We've demonstrated how calculated properties work within an instance. The same resources are available and the same rules apply to Class properties (Static/Type properties). The only difference is that we must accommodate the static property declaration using the static keyword:

class Square {
    // declare a calculated type property
    static var teaser: String {
        get {
            return "I'm about to tell you all about Squares!"
        }
    }
    /* ... */
}

// utilization
print(Square.teaser) // I'm about to tell you all about Squares!

Here's a brief property summary diagram:

Property summary diagram
Property summary diagram

Improving NeXTDestination

Let's refer to our original design:

NeXTDestination object design
NeXTDestination object design

Now let's identify what we haven't addressed - the  amountRemaining  property. And it looks like a good fit for a calculated property. Alter the Adventure class to include amountRemaining as a calculated property. Try to implement it on your own!

// No scrolling yet!

























var amountRemaining: Double {
    return Adventure.totalBudget - Adventure.returnCost - amountSpent
}

An important aspect of this is that it's a read-only property that implements only a getter. We should't allow setting the value of the remaining amount as it depends on other data: budget and return cost, and progressive spending.

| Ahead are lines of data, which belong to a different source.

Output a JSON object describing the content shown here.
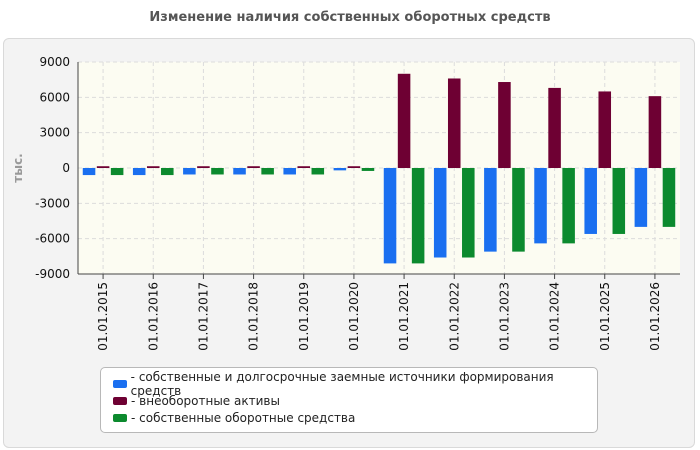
{
  "chart_data": {
    "type": "bar",
    "title": "Изменение наличия собственных оборотных средств",
    "ylabel": "тыс.",
    "xlabel": "",
    "ylim": [
      -9000,
      9000
    ],
    "yticks": [
      -9000,
      -6000,
      -3000,
      0,
      3000,
      6000,
      9000
    ],
    "grid": true,
    "legend_position": "bottom",
    "categories": [
      "01.01.2015",
      "01.01.2016",
      "01.01.2017",
      "01.01.2018",
      "01.01.2019",
      "01.01.2020",
      "01.01.2021",
      "01.01.2022",
      "01.01.2023",
      "01.01.2024",
      "01.01.2025",
      "01.01.2026"
    ],
    "series": [
      {
        "name": "собственные и долгосрочные заемные источники формирования средств",
        "color": "#1a6ff0",
        "values": [
          -600,
          -600,
          -550,
          -550,
          -550,
          -200,
          -8100,
          -7600,
          -7100,
          -6400,
          -5600,
          -5000
        ]
      },
      {
        "name": "внеоборотные активы",
        "color": "#6e0033",
        "values": [
          150,
          150,
          150,
          150,
          150,
          150,
          8000,
          7600,
          7300,
          6800,
          6500,
          6100
        ]
      },
      {
        "name": "собственные оборотные средства",
        "color": "#0c8a2e",
        "values": [
          -600,
          -600,
          -550,
          -550,
          -550,
          -250,
          -8100,
          -7600,
          -7100,
          -6400,
          -5600,
          -5000
        ]
      }
    ]
  }
}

Let's list the full implementation of Adventure class:

class Adventure {
    // static properties
    static let maxDestinations = 5
    static let totalBudget = 10000.0
    static let returnCost = 800.0
    
    // properties
    var amountSpent: Double
    var destinations: [Destination]
    var placesVisited: [Destination]
    
    var amountRemaining: Double {
        return Adventure.totalBudget - Adventure.returnCost - amountSpent
    }
    
    // initializer
    init(destinations: [Destination]) {
        self.destinations = destinations
        amountSpent = 0.0
        placesVisited = []
    }
    
    // methods
    func pickDestination() -> Destination? {
        return nil
    }
    
    func tellStory() -> String{
        return ""
    }
}

Another step forward!

Let's Recap!

  • There are two types of properties: stored and calculated properties.

  • A calculated property can be read/write or read-only (a.k.a. get-only).

  • To create a calculated property we must implement a getter and (optionally) a setter.

  • A calculated property is never constant and always has a getter.

  • A stored property can be observed using the willSet and didSet clauses.